JOHN GILL: Some make it an excuse for their laziness, that they have not the opportunities of serving God that others have―and so sit down and do nothing; it is really an aggravation of their sloth, that when they have but one talent to take care about, they neglect that one.

MATTHEW HENRY: Those of eminent gifts, that are capable of directing others, must not think that these will excuse them in idleness.

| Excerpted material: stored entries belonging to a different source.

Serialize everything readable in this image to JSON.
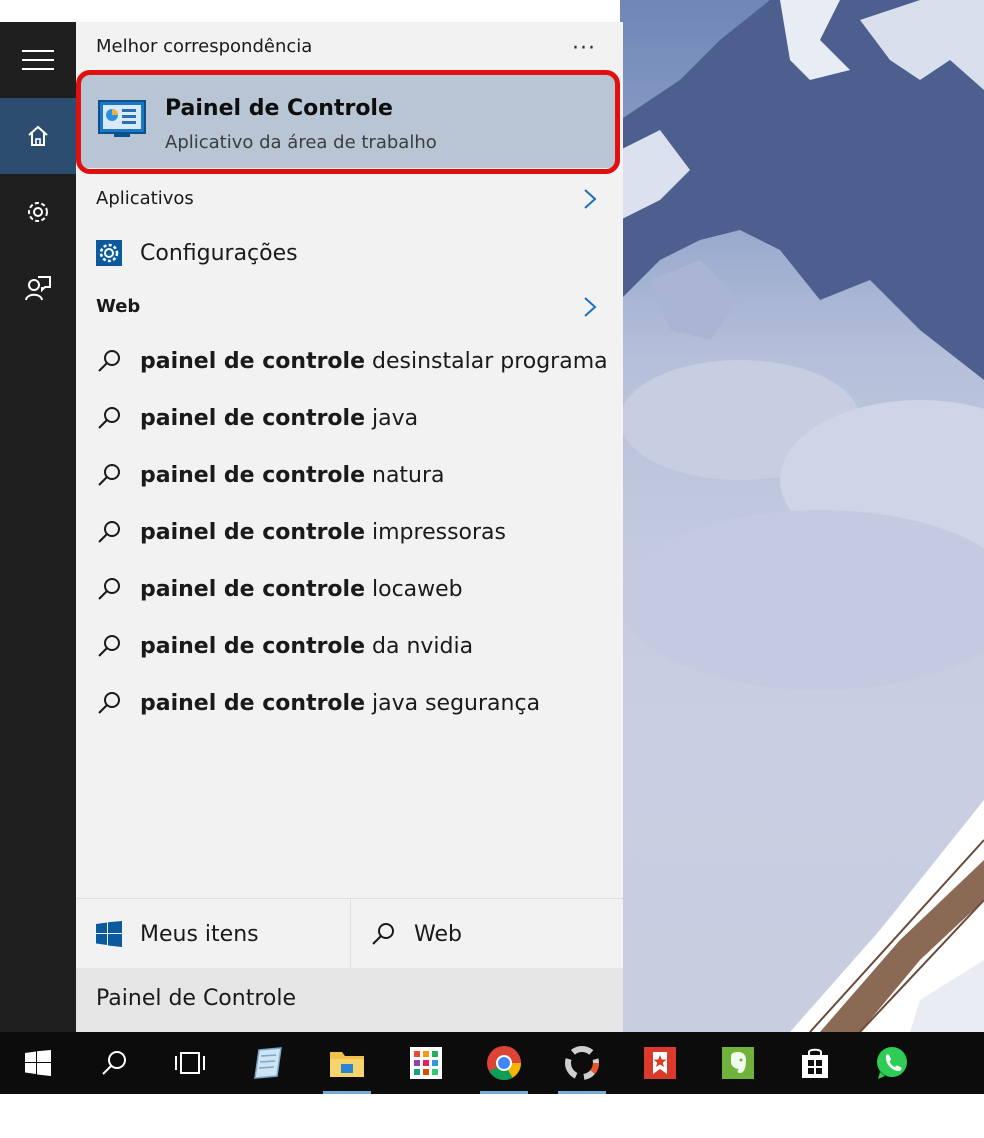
{
  "panel": {
    "best_match_heading": "Melhor correspondência",
    "more_label": "···",
    "best_match": {
      "title": "Painel de Controle",
      "subtitle": "Aplicativo da área de trabalho",
      "icon": "control-panel-icon"
    },
    "apps_heading": "Aplicativos",
    "apps": [
      {
        "label": "Configurações",
        "icon": "settings-gear-icon"
      }
    ],
    "web_heading": "Web",
    "web_suggestions": [
      {
        "bold": "painel de controle",
        "rest": " desinstalar programa"
      },
      {
        "bold": "painel de controle",
        "rest": " java"
      },
      {
        "bold": "painel de controle",
        "rest": " natura"
      },
      {
        "bold": "painel de controle",
        "rest": " impressoras"
      },
      {
        "bold": "painel de controle",
        "rest": " locaweb"
      },
      {
        "bold": "painel de controle",
        "rest": " da nvidia"
      },
      {
        "bold": "painel de controle",
        "rest": " java segurança"
      }
    ],
    "filters": {
      "my_items": "Meus itens",
      "web": "Web"
    },
    "search_value": "Painel de Controle"
  },
  "rail": {
    "items": [
      "hamburger-icon",
      "home-icon",
      "gear-icon",
      "feedback-icon"
    ]
  },
  "taskbar": {
    "items": [
      "windows-start-icon",
      "search-icon",
      "task-view-icon",
      "notepad-icon",
      "file-explorer-icon",
      "app-grid-icon",
      "chrome-icon",
      "app-circle-icon",
      "bookmark-star-icon",
      "evernote-icon",
      "store-icon",
      "whatsapp-icon"
    ]
  },
  "colors": {
    "rail": "#1f1f1f",
    "rail_active": "#2c4d6f",
    "panel": "#f2f2f2",
    "best_match_bg": "#b7c5d4",
    "highlight_outline": "#e01010",
    "accent": "#0a5a9e"
  }
}
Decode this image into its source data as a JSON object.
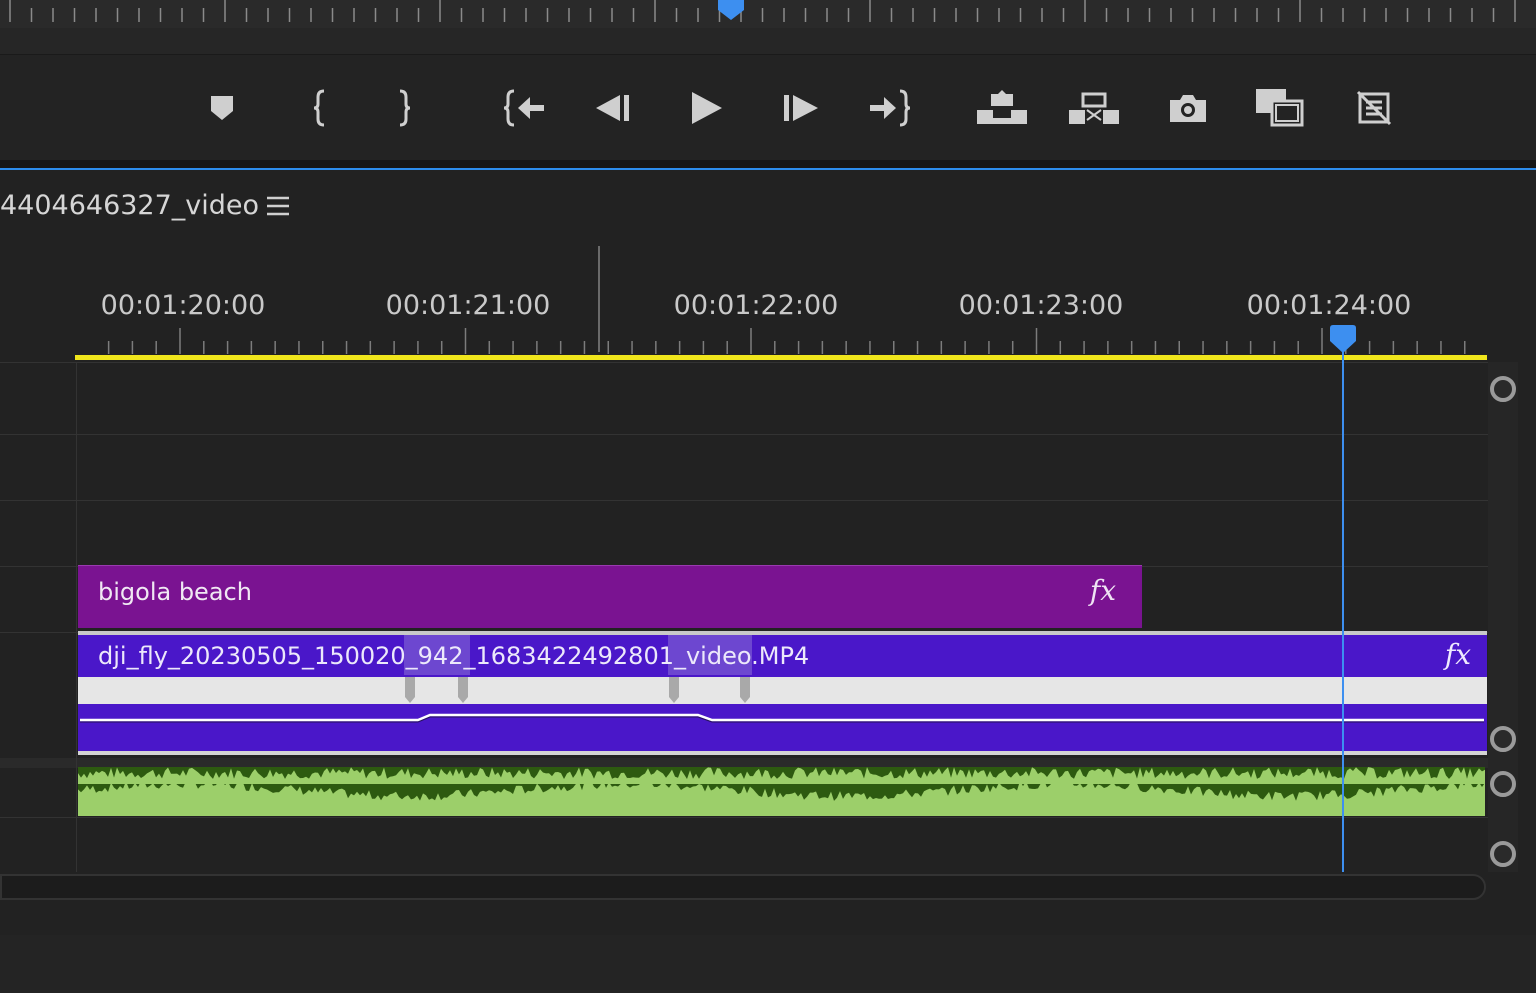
{
  "sequence": {
    "tab_title": "4404646327_video",
    "menu_icon": "hamburger-menu-icon"
  },
  "transport": {
    "buttons": [
      {
        "name": "add-marker-button",
        "icon": "marker-icon"
      },
      {
        "name": "mark-in-button",
        "icon": "mark-in-icon"
      },
      {
        "name": "mark-out-button",
        "icon": "mark-out-icon"
      },
      {
        "name": "go-to-in-button",
        "icon": "go-to-in-icon"
      },
      {
        "name": "step-back-button",
        "icon": "step-back-icon"
      },
      {
        "name": "play-button",
        "icon": "play-icon"
      },
      {
        "name": "step-forward-button",
        "icon": "step-forward-icon"
      },
      {
        "name": "go-to-out-button",
        "icon": "go-to-out-icon"
      },
      {
        "name": "lift-button",
        "icon": "lift-icon"
      },
      {
        "name": "extract-button",
        "icon": "extract-icon"
      },
      {
        "name": "export-frame-button",
        "icon": "camera-icon"
      },
      {
        "name": "comparison-view-button",
        "icon": "comparison-view-icon"
      },
      {
        "name": "toggle-proxies-button",
        "icon": "proxy-toggle-icon"
      }
    ]
  },
  "ruler": {
    "timecodes": [
      "00:01:20:00",
      "00:01:21:00",
      "00:01:22:00",
      "00:01:23:00",
      "00:01:24:00"
    ]
  },
  "clips": {
    "title_clip": {
      "label": "bigola beach",
      "fx": "fx",
      "color": "#7a1391"
    },
    "video_clip": {
      "label": "dji_fly_20230505_150020_942_1683422492801_video.MP4",
      "fx": "fx",
      "color": "#4a17c9"
    },
    "audio_clip": {
      "color": "#2d5a10",
      "waveform_color": "#9ccf6a"
    }
  },
  "colors": {
    "accent": "#2d8ceb",
    "work_area": "#f0e61c",
    "playhead": "#3d8ff0"
  }
}
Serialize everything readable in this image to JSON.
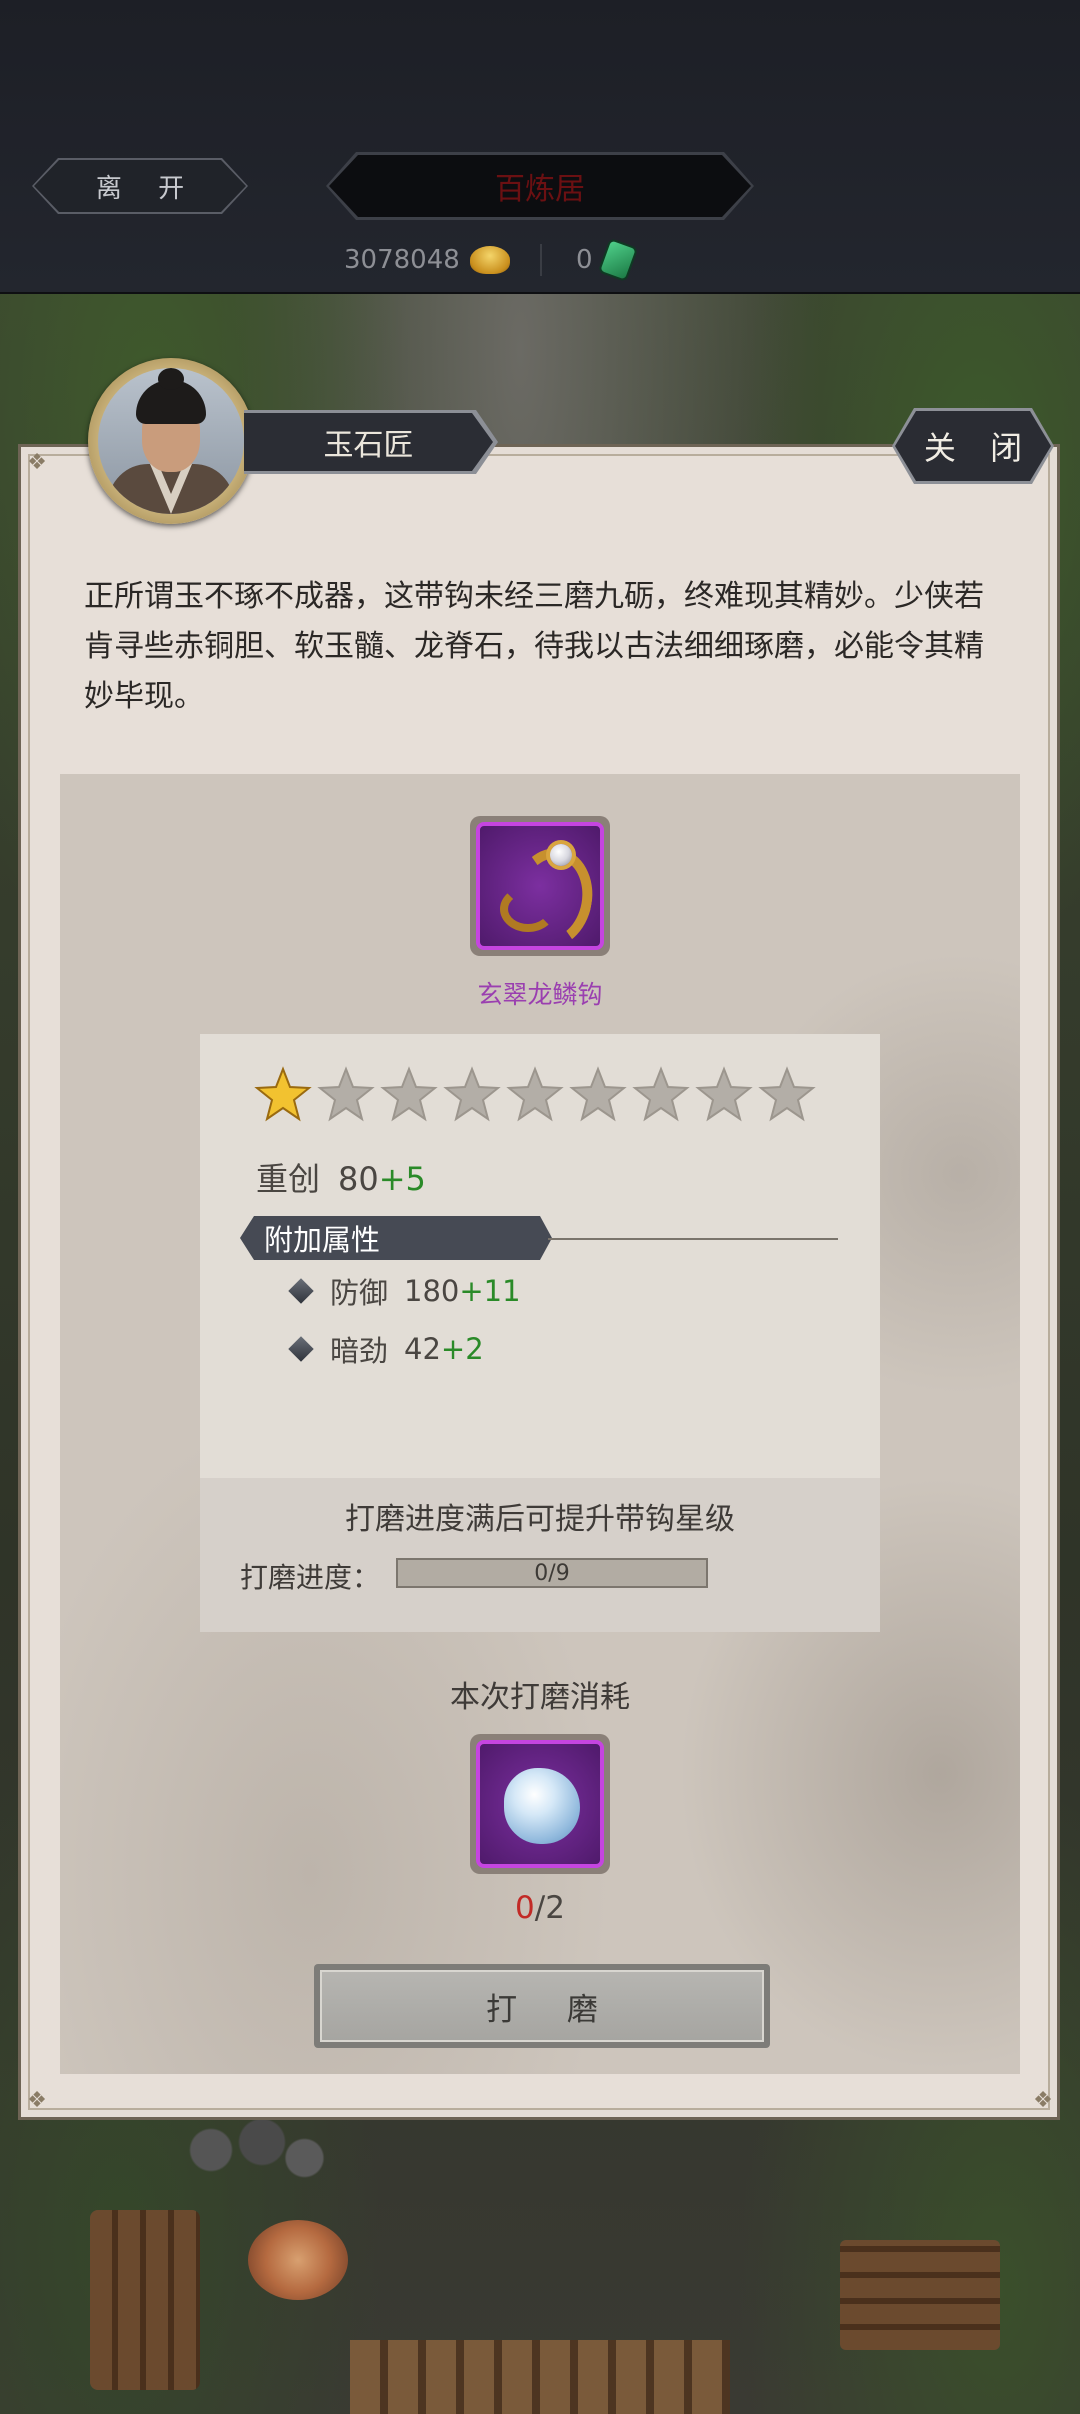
{
  "topbar": {
    "leave_label": "离 开",
    "title": "百炼居",
    "gold_amount": "3078048",
    "jade_amount": "0"
  },
  "npc": {
    "name": "玉石匠",
    "close_label": "关 闭",
    "dialog": "正所谓玉不琢不成器，这带钩未经三磨九砺，终难现其精妙。少侠若肯寻些赤铜胆、软玉髓、龙脊石，待我以古法细细琢磨，必能令其精妙毕现。"
  },
  "item": {
    "name": "玄翠龙鳞钩",
    "stars_total": 9,
    "stars_filled": 1,
    "main_stat": {
      "label": "重创",
      "value": "80",
      "bonus": "+5"
    },
    "section_title": "附加属性",
    "sub_stats": [
      {
        "label": "防御",
        "value": "180",
        "bonus": "+11"
      },
      {
        "label": "暗劲",
        "value": "42",
        "bonus": "+2"
      }
    ],
    "progress_hint": "打磨进度满后可提升带钩星级",
    "progress_label": "打磨进度：",
    "progress_text": "0/9",
    "progress_fraction": 0
  },
  "cost": {
    "title": "本次打磨消耗",
    "have": "0",
    "need": "/2"
  },
  "action": {
    "polish_label": "打 磨"
  },
  "colors": {
    "rarity_purple": "#c545e0",
    "bonus_green": "#2a8a28",
    "insufficient_red": "#c22a26",
    "item_name_purple": "#9a3fb0"
  },
  "icons": {
    "gold": "gold-ingot-icon",
    "jade": "jade-ticket-icon",
    "star_filled": "star-gold-icon",
    "star_empty": "star-grey-icon",
    "material": "jade-stone-icon"
  }
}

Many are ingenious enough in cutting out work for other people, and can tell what this man and that man should do, but the burdens they lay on others they themselves “will not touch with one of their fingers.” These will fall under the character of slothful servants.

JOHN CALVIN (1509-1564): Surely God has no delight in idleness and sloth…Hence it follows, that there is no time for idleness. 

ROWLAND HILL (1744-1833): Of all the diseases a man can die of, to die of fat and laziness is the worst…I would sooner wear out, then rust out.

JOHN TRAPP: This made John Calvin answer his friends with some indignation, when they admonished him, for his health’s sake, to forbear studying so hard, “What! would you that Christ when He cometh should find me idle?”

CHARLES BRIDGES: Child of God! beware of a sluggish spirit…Let thy Master’s life be thy pattern and thy standard. Not a moment with Him was slothfully neglected; not a moment unprofitably wasted. Equally fervent was He in daily work, as in nightly prayer. Follow Him in his work, and thou wilt be honoured with His reward.